The Vikings controlled the first and fourth quarters, but it wasn't enough to offset the damage done by the Raiders in the second and third quarters.

Several players credited safety Matt Giordano with changing the complexion of the game with an interception of Vikings rookie quarterback Christian Ponder four plays into the second quarter.

The Raiders scored touchdowns on each of their next three possessions in turning a 7-3 deficit into a 24-7 halftime lead.

"That changed the momentum," cornerback Stanford Routt said. "That ignited our team. When that pick came, all of a sudden, that's when everything started rolling."

Giordano said the Raiders secondary coaches spotted a tendency by Ponder to go to wide receiver Percy Harvin in that situation.

Ponder's penchant for staring down receivers also played in to Giordano's game-turning play.

"He was looking at him, but you can't go on it until the ball is thrown," Giordano said. "So, I was just trying to be patient. Luckily, I recognized it and made the play."

Overall, the Raiders intercepted Ponder three times, recovered a fumbled kick and benefited from a botched field goal attempt by the Vikings.

It also helped that Vikings star running back Adrian Peterson left the game late in the first quarter after he twisted an ankle. Peterson ripped off 12-yard runs on his final two carries.

"When you take away their best player from the whole team, it changed the offense," free safety Michael Huff said. "They put the game in the quarterback's hands, and we made plays when we needed to."

That turned out to be good enough against a two-win Vikings team.

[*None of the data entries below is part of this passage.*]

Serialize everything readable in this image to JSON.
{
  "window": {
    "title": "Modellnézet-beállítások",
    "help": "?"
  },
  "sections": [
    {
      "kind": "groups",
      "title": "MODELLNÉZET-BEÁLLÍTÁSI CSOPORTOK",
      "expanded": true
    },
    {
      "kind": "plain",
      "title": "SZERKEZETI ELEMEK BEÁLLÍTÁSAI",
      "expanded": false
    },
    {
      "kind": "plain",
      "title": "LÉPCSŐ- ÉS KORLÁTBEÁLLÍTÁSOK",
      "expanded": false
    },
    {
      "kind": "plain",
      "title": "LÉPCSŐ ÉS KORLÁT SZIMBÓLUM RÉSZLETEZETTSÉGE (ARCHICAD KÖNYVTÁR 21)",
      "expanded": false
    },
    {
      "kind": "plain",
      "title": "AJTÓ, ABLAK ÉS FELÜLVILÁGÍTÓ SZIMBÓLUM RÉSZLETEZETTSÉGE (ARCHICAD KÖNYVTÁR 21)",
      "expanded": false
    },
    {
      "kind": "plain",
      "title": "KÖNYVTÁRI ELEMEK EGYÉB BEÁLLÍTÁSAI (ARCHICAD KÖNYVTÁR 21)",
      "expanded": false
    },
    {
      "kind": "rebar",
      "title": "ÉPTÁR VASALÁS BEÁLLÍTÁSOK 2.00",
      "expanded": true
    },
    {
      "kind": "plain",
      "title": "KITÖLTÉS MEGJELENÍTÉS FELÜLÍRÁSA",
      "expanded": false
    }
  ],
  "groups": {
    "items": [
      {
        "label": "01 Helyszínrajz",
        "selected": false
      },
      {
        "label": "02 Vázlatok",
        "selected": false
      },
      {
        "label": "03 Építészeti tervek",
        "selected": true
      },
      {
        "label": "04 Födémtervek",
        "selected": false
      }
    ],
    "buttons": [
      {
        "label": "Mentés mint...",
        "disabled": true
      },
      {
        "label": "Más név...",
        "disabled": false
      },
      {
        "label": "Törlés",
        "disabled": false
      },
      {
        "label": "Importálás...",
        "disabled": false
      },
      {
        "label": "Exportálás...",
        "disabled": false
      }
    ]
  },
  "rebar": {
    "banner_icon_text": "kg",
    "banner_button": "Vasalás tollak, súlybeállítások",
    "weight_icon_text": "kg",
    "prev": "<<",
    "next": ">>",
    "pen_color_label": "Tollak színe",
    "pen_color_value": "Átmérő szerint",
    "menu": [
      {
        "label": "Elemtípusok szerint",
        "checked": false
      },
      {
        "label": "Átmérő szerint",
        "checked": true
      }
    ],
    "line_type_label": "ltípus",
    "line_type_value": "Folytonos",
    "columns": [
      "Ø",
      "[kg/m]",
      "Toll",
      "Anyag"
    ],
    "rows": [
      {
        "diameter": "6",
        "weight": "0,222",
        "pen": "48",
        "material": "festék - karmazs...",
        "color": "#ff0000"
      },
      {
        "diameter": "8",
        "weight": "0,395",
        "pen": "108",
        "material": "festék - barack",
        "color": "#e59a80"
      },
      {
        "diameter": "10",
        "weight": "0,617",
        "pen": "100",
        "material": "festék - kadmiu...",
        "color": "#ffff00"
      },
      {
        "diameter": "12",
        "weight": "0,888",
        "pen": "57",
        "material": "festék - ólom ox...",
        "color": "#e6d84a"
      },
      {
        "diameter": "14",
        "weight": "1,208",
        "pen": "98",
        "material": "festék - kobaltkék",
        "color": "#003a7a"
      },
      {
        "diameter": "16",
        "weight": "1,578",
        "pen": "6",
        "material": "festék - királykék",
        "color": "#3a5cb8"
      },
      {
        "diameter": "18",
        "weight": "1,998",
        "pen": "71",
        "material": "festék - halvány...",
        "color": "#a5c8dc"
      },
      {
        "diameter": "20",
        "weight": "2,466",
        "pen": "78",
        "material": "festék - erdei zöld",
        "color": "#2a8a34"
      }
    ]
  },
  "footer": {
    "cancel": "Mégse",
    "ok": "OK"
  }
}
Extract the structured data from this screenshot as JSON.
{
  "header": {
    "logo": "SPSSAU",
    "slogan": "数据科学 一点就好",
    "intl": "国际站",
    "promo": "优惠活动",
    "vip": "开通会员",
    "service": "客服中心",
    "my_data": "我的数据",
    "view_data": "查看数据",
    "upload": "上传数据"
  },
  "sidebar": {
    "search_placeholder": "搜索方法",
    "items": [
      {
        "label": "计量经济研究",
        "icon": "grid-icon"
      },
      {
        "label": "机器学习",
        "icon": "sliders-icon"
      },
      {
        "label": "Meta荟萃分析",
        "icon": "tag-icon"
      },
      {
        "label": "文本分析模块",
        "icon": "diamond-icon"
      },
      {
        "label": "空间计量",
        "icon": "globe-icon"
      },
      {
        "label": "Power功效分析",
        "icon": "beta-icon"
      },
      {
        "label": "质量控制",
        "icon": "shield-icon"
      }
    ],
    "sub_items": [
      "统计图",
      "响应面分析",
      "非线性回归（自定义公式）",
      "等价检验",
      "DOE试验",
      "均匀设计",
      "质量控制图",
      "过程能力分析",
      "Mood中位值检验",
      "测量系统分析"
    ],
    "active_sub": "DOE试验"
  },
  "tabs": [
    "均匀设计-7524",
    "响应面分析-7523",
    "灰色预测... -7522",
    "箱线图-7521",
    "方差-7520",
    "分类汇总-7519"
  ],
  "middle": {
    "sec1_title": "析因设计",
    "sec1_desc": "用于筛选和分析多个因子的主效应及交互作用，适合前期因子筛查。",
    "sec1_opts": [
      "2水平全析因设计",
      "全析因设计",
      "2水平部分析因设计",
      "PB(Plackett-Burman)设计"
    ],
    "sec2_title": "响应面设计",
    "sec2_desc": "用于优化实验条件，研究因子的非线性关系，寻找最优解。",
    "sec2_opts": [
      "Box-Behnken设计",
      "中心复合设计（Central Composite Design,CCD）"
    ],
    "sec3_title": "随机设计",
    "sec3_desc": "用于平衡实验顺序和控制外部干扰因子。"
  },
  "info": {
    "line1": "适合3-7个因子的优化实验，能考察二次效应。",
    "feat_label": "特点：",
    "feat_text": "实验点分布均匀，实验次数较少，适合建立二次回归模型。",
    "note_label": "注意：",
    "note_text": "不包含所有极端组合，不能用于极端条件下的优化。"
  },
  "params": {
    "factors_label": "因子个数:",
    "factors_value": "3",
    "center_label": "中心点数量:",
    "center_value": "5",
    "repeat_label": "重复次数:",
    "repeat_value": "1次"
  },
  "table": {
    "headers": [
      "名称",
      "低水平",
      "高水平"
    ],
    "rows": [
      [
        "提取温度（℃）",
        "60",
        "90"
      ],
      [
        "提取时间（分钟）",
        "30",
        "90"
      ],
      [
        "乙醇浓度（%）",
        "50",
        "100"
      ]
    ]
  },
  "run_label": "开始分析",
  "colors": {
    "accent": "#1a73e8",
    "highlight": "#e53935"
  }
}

But Routt and others said the Raiders need to play better if they hope to make the playoffs for the first time since 2002. In particular, the players said, the Raiders have to find a way to reduce the penalties and be productive offensively the entire game.

The Raiders failed to score any points in the fourth quarter for the fifth straight game.

"We haven't played a complete game yet," Raiders quarterback Carson Palmer said. "It's scary to think when we do, what it's going to look like."